No one can deny that there is truth in what Qoheleth says. We all give ourselves (and others) a lot of agony about words and thoughts, privileges and possessions and appearances…. We are capable of ruining our health, our peace of mind and the peace of our homes for nothing. “Vanity of vanities!”
Jesus takes up this theme in the gospel reading, expressing it typically as a story. But there is a difference. Qoheleth says the rich man is foolish because he “must leave all to someone who has not worked for it.” In other words, he is foolish to have worked, because he cannot enjoy all the fruits of it himself. Jesus said the rich man is foolish because he does not “amass for God,” or “make himself rich in the sight of God,” or “build up treasure in heaven.” These expressions meant almsgiving (see Luke 12:33; 16:9).

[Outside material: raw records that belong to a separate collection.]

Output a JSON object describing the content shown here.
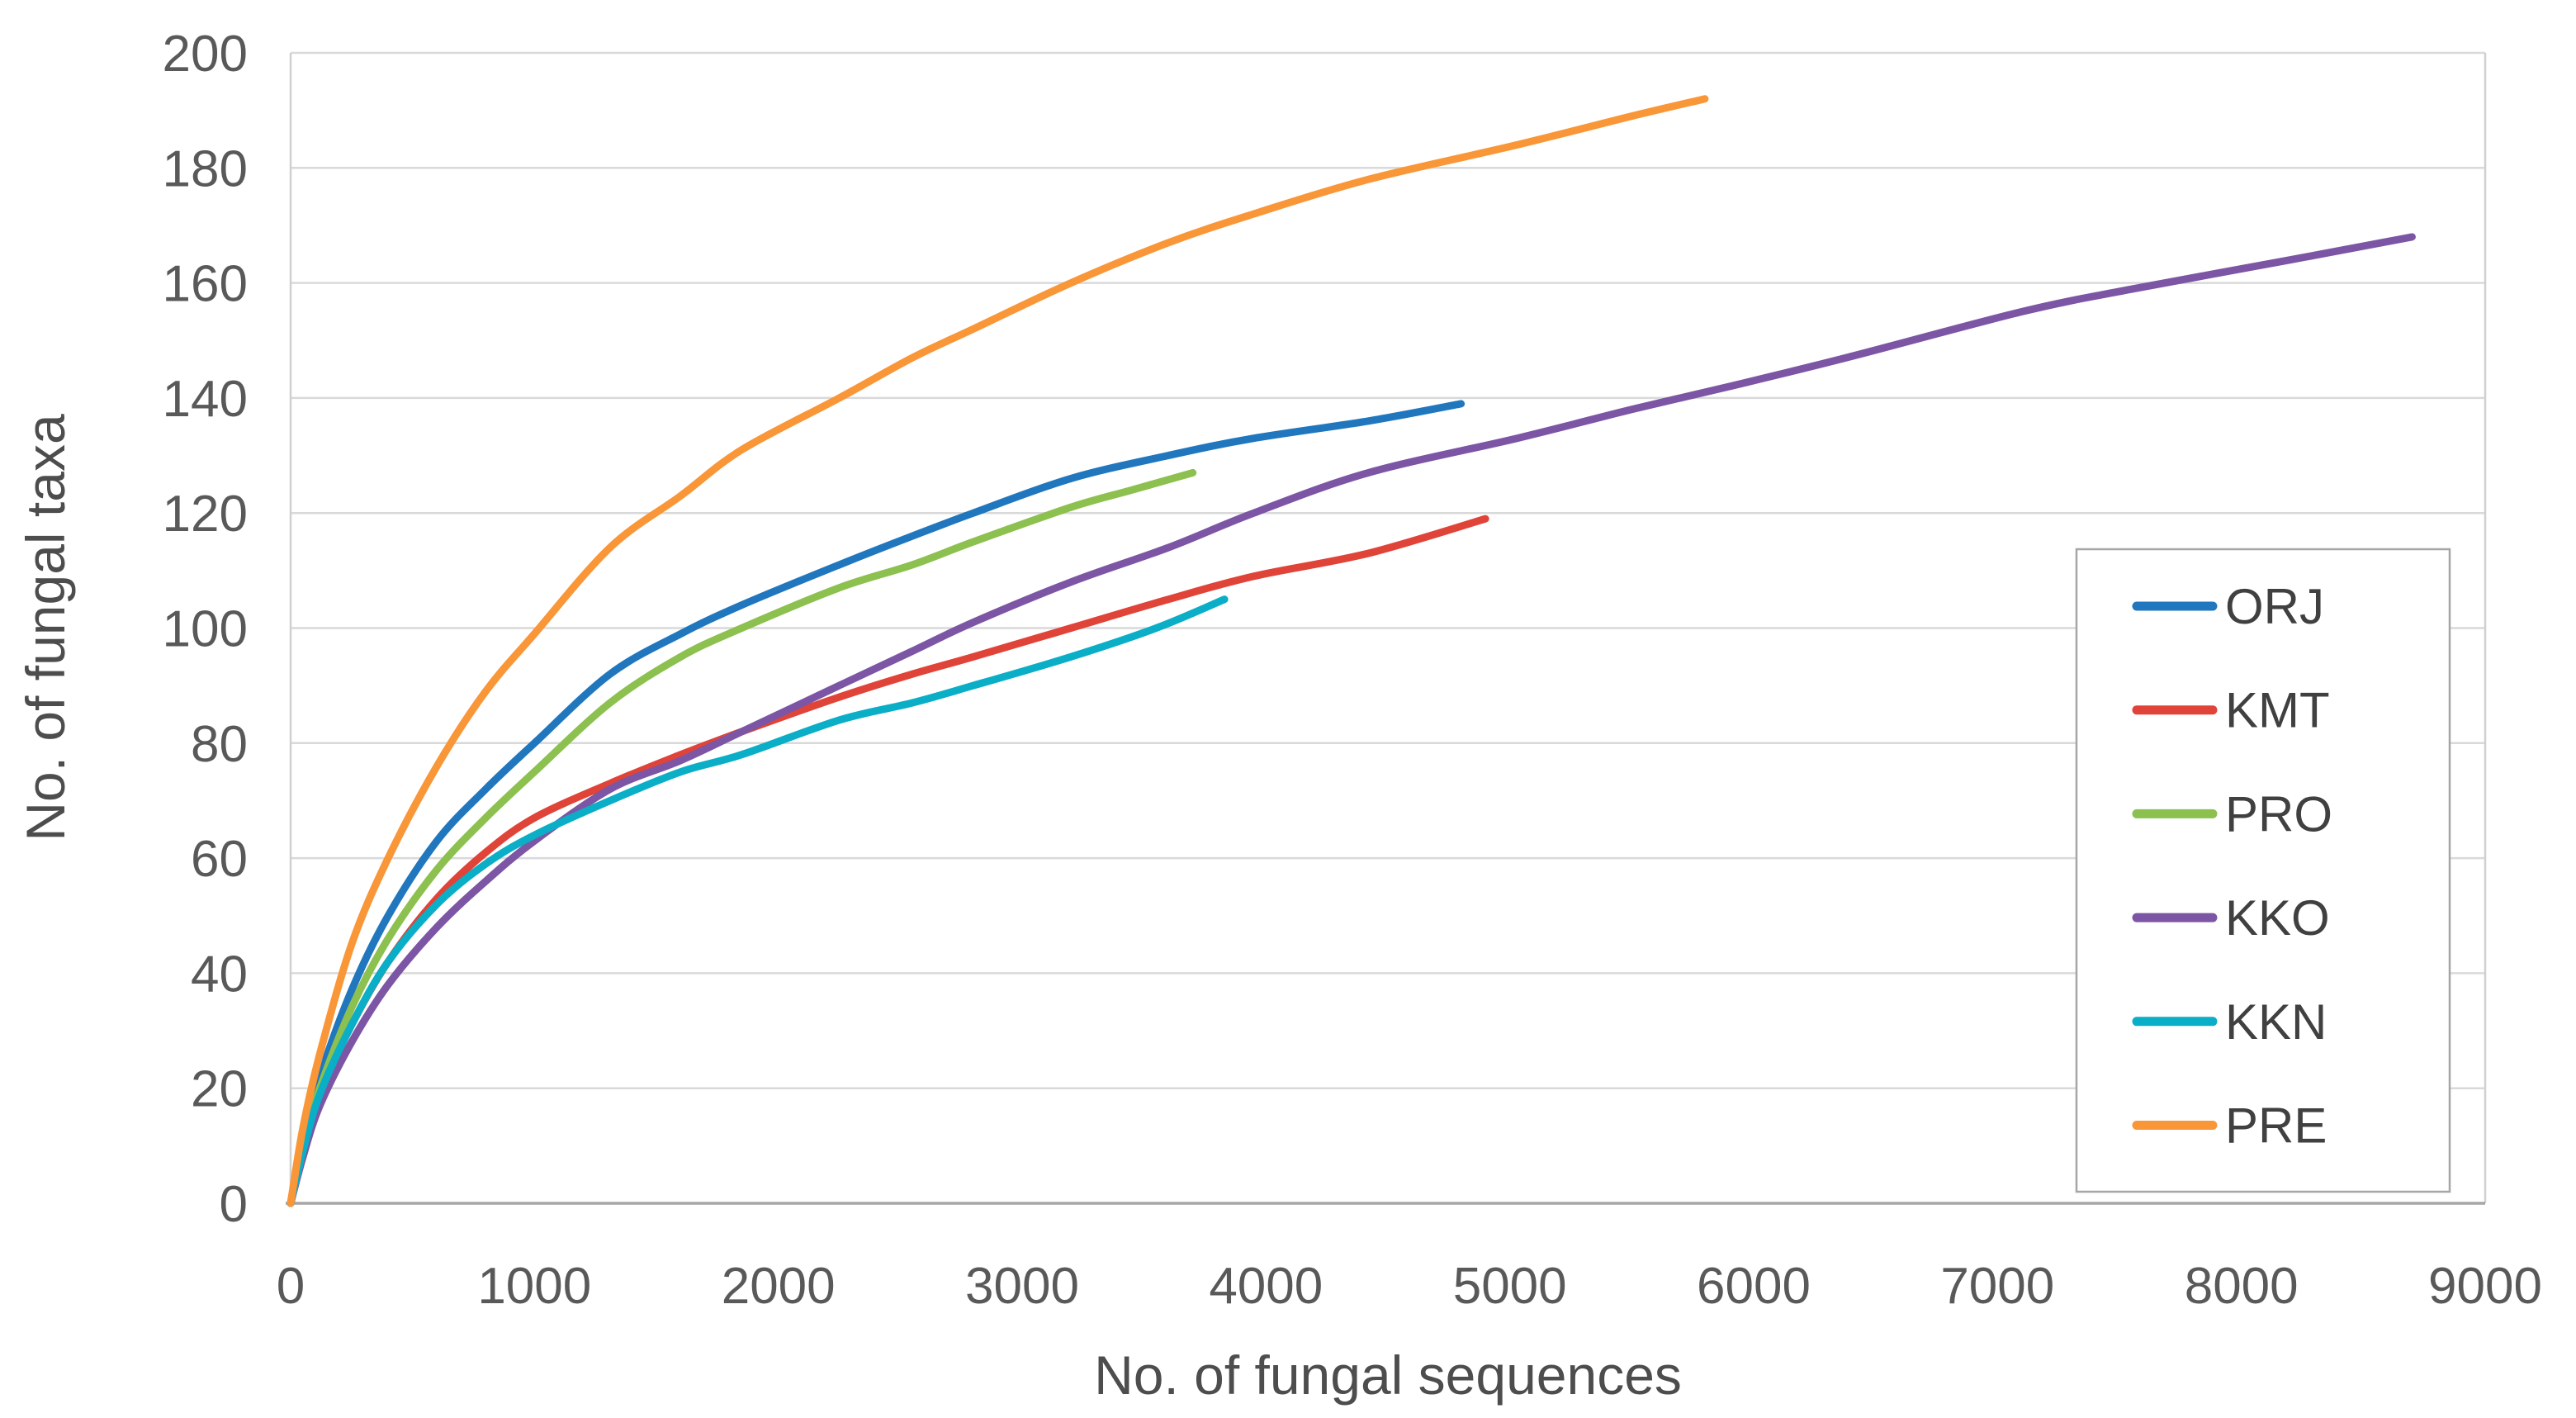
{
  "chart_data": {
    "type": "line",
    "title": "",
    "xlabel": "No. of fungal sequences",
    "ylabel": "No. of fungal taxa",
    "xlim": [
      0,
      9000
    ],
    "ylim": [
      0,
      200
    ],
    "x_ticks": [
      0,
      1000,
      2000,
      3000,
      4000,
      5000,
      6000,
      7000,
      8000,
      9000
    ],
    "y_ticks": [
      0,
      20,
      40,
      60,
      80,
      100,
      120,
      140,
      160,
      180,
      200
    ],
    "grid": "horizontal",
    "legend_position": "inside-right",
    "legend_entries": [
      "ORJ",
      "KMT",
      "PRO",
      "KKO",
      "KKN",
      "PRE"
    ],
    "series": [
      {
        "name": "ORJ",
        "color": "#2077BE",
        "points": [
          [
            0,
            0
          ],
          [
            50,
            11
          ],
          [
            120,
            22
          ],
          [
            250,
            37
          ],
          [
            400,
            50
          ],
          [
            600,
            63
          ],
          [
            800,
            72
          ],
          [
            1000,
            80
          ],
          [
            1310,
            92
          ],
          [
            1600,
            99
          ],
          [
            1850,
            104
          ],
          [
            2250,
            111
          ],
          [
            2550,
            116
          ],
          [
            2800,
            120
          ],
          [
            3200,
            126
          ],
          [
            3600,
            130
          ],
          [
            3950,
            133
          ],
          [
            4420,
            136
          ],
          [
            4800,
            139
          ]
        ]
      },
      {
        "name": "KMT",
        "color": "#E04338",
        "points": [
          [
            0,
            0
          ],
          [
            50,
            9
          ],
          [
            120,
            19
          ],
          [
            250,
            31
          ],
          [
            400,
            42
          ],
          [
            600,
            53
          ],
          [
            800,
            61
          ],
          [
            1000,
            67
          ],
          [
            1310,
            73
          ],
          [
            1600,
            78
          ],
          [
            1850,
            82
          ],
          [
            2250,
            88
          ],
          [
            2550,
            92
          ],
          [
            2800,
            95
          ],
          [
            3200,
            100
          ],
          [
            3600,
            105
          ],
          [
            3950,
            109
          ],
          [
            4420,
            113
          ],
          [
            4900,
            119
          ]
        ]
      },
      {
        "name": "PRO",
        "color": "#8CC04F",
        "points": [
          [
            0,
            0
          ],
          [
            50,
            10
          ],
          [
            120,
            20
          ],
          [
            250,
            34
          ],
          [
            400,
            46
          ],
          [
            600,
            58
          ],
          [
            800,
            67
          ],
          [
            1000,
            75
          ],
          [
            1310,
            87
          ],
          [
            1600,
            95
          ],
          [
            1850,
            100
          ],
          [
            2250,
            107
          ],
          [
            2550,
            111
          ],
          [
            2800,
            115
          ],
          [
            3200,
            121
          ],
          [
            3450,
            124
          ],
          [
            3700,
            127
          ]
        ]
      },
      {
        "name": "KKO",
        "color": "#7C56A4",
        "points": [
          [
            0,
            0
          ],
          [
            50,
            8
          ],
          [
            120,
            17
          ],
          [
            250,
            28
          ],
          [
            400,
            38
          ],
          [
            600,
            48
          ],
          [
            800,
            56
          ],
          [
            1000,
            63
          ],
          [
            1310,
            72
          ],
          [
            1600,
            77
          ],
          [
            1850,
            82
          ],
          [
            2250,
            90
          ],
          [
            2550,
            96
          ],
          [
            2800,
            101
          ],
          [
            3200,
            108
          ],
          [
            3600,
            114
          ],
          [
            3950,
            120
          ],
          [
            4420,
            127
          ],
          [
            5030,
            133
          ],
          [
            5500,
            138
          ],
          [
            5900,
            142
          ],
          [
            6380,
            147
          ],
          [
            7100,
            155
          ],
          [
            7560,
            159
          ],
          [
            8200,
            164
          ],
          [
            8700,
            168
          ]
        ]
      },
      {
        "name": "KKN",
        "color": "#0AAEC6",
        "points": [
          [
            0,
            0
          ],
          [
            50,
            9
          ],
          [
            120,
            19
          ],
          [
            250,
            31
          ],
          [
            400,
            42
          ],
          [
            600,
            52
          ],
          [
            800,
            59
          ],
          [
            1000,
            64
          ],
          [
            1310,
            70
          ],
          [
            1600,
            75
          ],
          [
            1850,
            78
          ],
          [
            2250,
            84
          ],
          [
            2550,
            87
          ],
          [
            2800,
            90
          ],
          [
            3200,
            95
          ],
          [
            3550,
            100
          ],
          [
            3830,
            105
          ]
        ]
      },
      {
        "name": "PRE",
        "color": "#F99638",
        "points": [
          [
            0,
            0
          ],
          [
            50,
            13
          ],
          [
            120,
            26
          ],
          [
            250,
            45
          ],
          [
            400,
            60
          ],
          [
            600,
            76
          ],
          [
            800,
            89
          ],
          [
            1000,
            99
          ],
          [
            1310,
            114
          ],
          [
            1600,
            123
          ],
          [
            1850,
            131
          ],
          [
            2250,
            140
          ],
          [
            2550,
            147
          ],
          [
            2800,
            152
          ],
          [
            3200,
            160
          ],
          [
            3600,
            167
          ],
          [
            3950,
            172
          ],
          [
            4420,
            178
          ],
          [
            5030,
            184
          ],
          [
            5500,
            189
          ],
          [
            5800,
            192
          ]
        ]
      }
    ]
  },
  "style": {
    "grid_color": "#D9D9D9",
    "frame_color": "#D0D0D0",
    "axis_color": "#A6A6A6",
    "tick_text_color": "#595959",
    "legend_border_color": "#A6A6A6",
    "legend_bg": "#FFFFFF",
    "background": "#FFFFFF"
  }
}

With greed, there are no winners. The greedy are damaging not only themselves but others. To picture the imbalance of wealth in the world, imagine the world as a village of 100 people, with all the existing population ratios remaining the same. It would look like this (though this summary could be a bit out of date). There would be 57 Asians, 21 Europeans, 14 from the Western Hemisphere, and 8 Africans. 52 of the villagers would be female, 48 male. 70 would be non-white, 30 white. 6 individuals would own 59% of the entire village’s wealth. 80 people would be living in substandard housing, 70 would be unable to read, 50 would suffer from malnutrition, 1 would have a college education, and 1 would own a computer.
The imbalances of the world are now truly drastic, and the cult of greed is destroying the earth’s populations - and now even the earth itself. That is the real “vanity of vanities.” The only real alternative is the Gospel.